Sicherheitslücke SBB-Kundendaten liegen jahrelang ungeschützt im Netz

smi

17.8.2022

Usability vor Datensicherheit: Um der Kundschaft Billettkauf und Abo-Erneuerung zu erleichtern, vernachlässigten die SBB die Datensicherheit.
Usability vor Datensicherheit: Um der Kundschaft Billettkauf und Abo-Erneuerung zu erleichtern, vernachlässigten die SBB die Datensicherheit.
Keystone

Im Januar 2022 macht ein Hacker die SBB auf eine riesige Sicherheitslücke aufmerksam, nachdem er eine Million Datensätze illegal heruntergeladen hat. Jetzt zeigt sich: Die SBB wusste seit Jahren vom Datenleck.

smi

17.8.2022

Mit einem simplen Trick hat ein Hacker im Januar 2022 rund eine Million Datensätze von SBB-Kund*innen heruntergeladen, die Hälfte davon persönliche mit Namen und Geburtstag.

Glück im Unglück: Der Angreifer war ein IT-Experte, der in das System eingebrochen war, um die SBB auf die Sicherheitslücke aufmerksam zu machen.

Doch jetzt zeigt sich, dass den Verantwortlichen die mangelhafte Absicherung der Kundendaten seit Jahren bekannt war, wie der «Blick» mit Verweis auf interne Dokumente berichtet. Schon 2018 haben IT-Spezialisten gemäss der Recherche die SBB darauf aufmerksam gemacht, dass Kundendaten frei zugänglich seien. Unternommen hätten die Bundesbahnen nichts.

Die Schwachstelle ist die Plattform Nova, welche ÖV-Kund*innen im Hintergrund ermöglicht, Billette und Abos verschiedener Verkehrsverbünde mit dem SwissPass zu verbinden.  Die SBB betreiben diese Plattform im Auftrag der Alliance SwissPass. Die Sicherheitslücke sei geschlossen, haben die Verantwortlichen noch im Januar 2022 gemeldet. 

Entstanden sei das Leck, weil kurz vor dem Datenklau die Sicherheit von Nova erhöht worden sei, worauf es für verschiedene Kund*innen nicht mehr so einfach möglich gewesen sei, ihr Abo zu erneuern. Deshalb hätten die Zuständigen darauf die Sicherheitsmassnahmen gelockert.

Die Sicherheitslücke war seit 2018 bekannt

Im Prinzip lässt sich daraus bereits herauslesen, dass die Sicherheit bis Ende November mangelhaft war.

Die SBB lassen einen Vertreter der Alliance SwissPass die Fragen des «Blick» beantworten. Dieser räumt ein, dass die Sicherheitslücke schon 2018 bekannt gewesen sei. Dann habe der Sprecher angegeben, dieses Einfallstor sei 2020 geschlossen worden. Auf Nachfrage der Zeitung habe er zugegeben, dass das Datenleck auch im November 2021 noch offen gewesen sei.
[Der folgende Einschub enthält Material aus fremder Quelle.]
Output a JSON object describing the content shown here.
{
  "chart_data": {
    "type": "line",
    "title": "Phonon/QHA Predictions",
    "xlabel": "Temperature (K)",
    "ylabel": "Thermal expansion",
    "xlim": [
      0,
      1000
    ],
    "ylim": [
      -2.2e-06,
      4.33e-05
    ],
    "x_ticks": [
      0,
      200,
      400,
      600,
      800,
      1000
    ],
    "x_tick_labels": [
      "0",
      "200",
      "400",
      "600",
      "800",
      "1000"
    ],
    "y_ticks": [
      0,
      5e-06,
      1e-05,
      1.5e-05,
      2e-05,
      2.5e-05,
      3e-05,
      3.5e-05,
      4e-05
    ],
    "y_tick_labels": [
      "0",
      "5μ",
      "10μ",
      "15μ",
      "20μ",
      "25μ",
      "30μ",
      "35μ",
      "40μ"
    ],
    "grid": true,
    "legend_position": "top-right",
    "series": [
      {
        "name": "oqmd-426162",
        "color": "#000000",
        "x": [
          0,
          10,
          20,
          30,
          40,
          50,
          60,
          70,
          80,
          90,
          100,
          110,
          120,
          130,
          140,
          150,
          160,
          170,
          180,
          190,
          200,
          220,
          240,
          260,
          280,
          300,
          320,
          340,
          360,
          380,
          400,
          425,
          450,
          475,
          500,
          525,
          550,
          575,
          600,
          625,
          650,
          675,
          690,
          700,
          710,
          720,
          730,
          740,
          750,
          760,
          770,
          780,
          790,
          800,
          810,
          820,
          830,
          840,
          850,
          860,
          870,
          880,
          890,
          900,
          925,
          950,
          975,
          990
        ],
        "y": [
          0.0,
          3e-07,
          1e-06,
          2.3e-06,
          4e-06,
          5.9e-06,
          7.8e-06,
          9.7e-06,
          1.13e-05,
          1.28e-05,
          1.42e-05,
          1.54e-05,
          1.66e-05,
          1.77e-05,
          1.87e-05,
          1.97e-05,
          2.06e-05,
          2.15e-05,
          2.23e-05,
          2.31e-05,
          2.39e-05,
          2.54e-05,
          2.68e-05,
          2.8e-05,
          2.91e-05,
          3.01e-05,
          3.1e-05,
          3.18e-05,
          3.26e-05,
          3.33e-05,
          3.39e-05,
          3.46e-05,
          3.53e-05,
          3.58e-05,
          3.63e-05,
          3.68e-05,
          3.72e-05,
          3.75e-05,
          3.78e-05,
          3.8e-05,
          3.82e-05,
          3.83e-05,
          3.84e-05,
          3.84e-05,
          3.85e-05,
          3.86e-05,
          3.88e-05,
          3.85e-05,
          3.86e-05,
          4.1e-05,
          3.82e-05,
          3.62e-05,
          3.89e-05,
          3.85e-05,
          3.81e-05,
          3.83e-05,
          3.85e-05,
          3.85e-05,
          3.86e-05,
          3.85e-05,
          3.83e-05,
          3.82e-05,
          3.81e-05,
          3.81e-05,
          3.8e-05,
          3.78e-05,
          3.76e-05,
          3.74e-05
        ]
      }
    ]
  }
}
Darauf hin sei das Loch definitiv abgedichtet worden, indem der alte Link gekappt worden sei. Damit nahm der bereits bekannte Teil der Geschichte seinen Lauf: Um der Kundschaft das Verlängern der Abos zu erleichtern, wurde die alte, unsichere Konfiguration wieder aktiviert, worauf der Hacker – eine Person aus dem Umfeld der Digitalen Gesellschaft – in das System eindrang und Hunderttausende persönliche Datensätze kopierte.

Was sich mit solchen Informationen anstellen lässt, erklärte Marc Rennhard, Professor für Informatik mit Fachgebiet Informationssicherheit an der ZHAW, blue News nach dem Bekanntwerden des Lecks im Januar. So könnten Daten einer Reise für eine Phishing-Attacke genutzt werden: «Weil man diese Strecke tatsächlich gefahren ist, wird man dem E-Mail viel eher Glauben schenken, dem Link der Betrüger folgen und seine Zugangsdaten eintippen», liefert der Experte ein Beispiel.

Die SBB erklären auf Anfrage von blue News, sie hätten im Januar 2022 das Sicherheitsleck geschlossen, die Daten seien bei Nova sicher aufgehoben. «Gemäss aktuellen Erkenntnissen ist niemandem ein Schaden entstanden» fährt SBB-Sprecher Daniele Pallecchi fort. Die Vorwürfe des «Blick» betreffen den Umgang mit der Datensicherheit in den Jahren vor dem Skandal im Januar.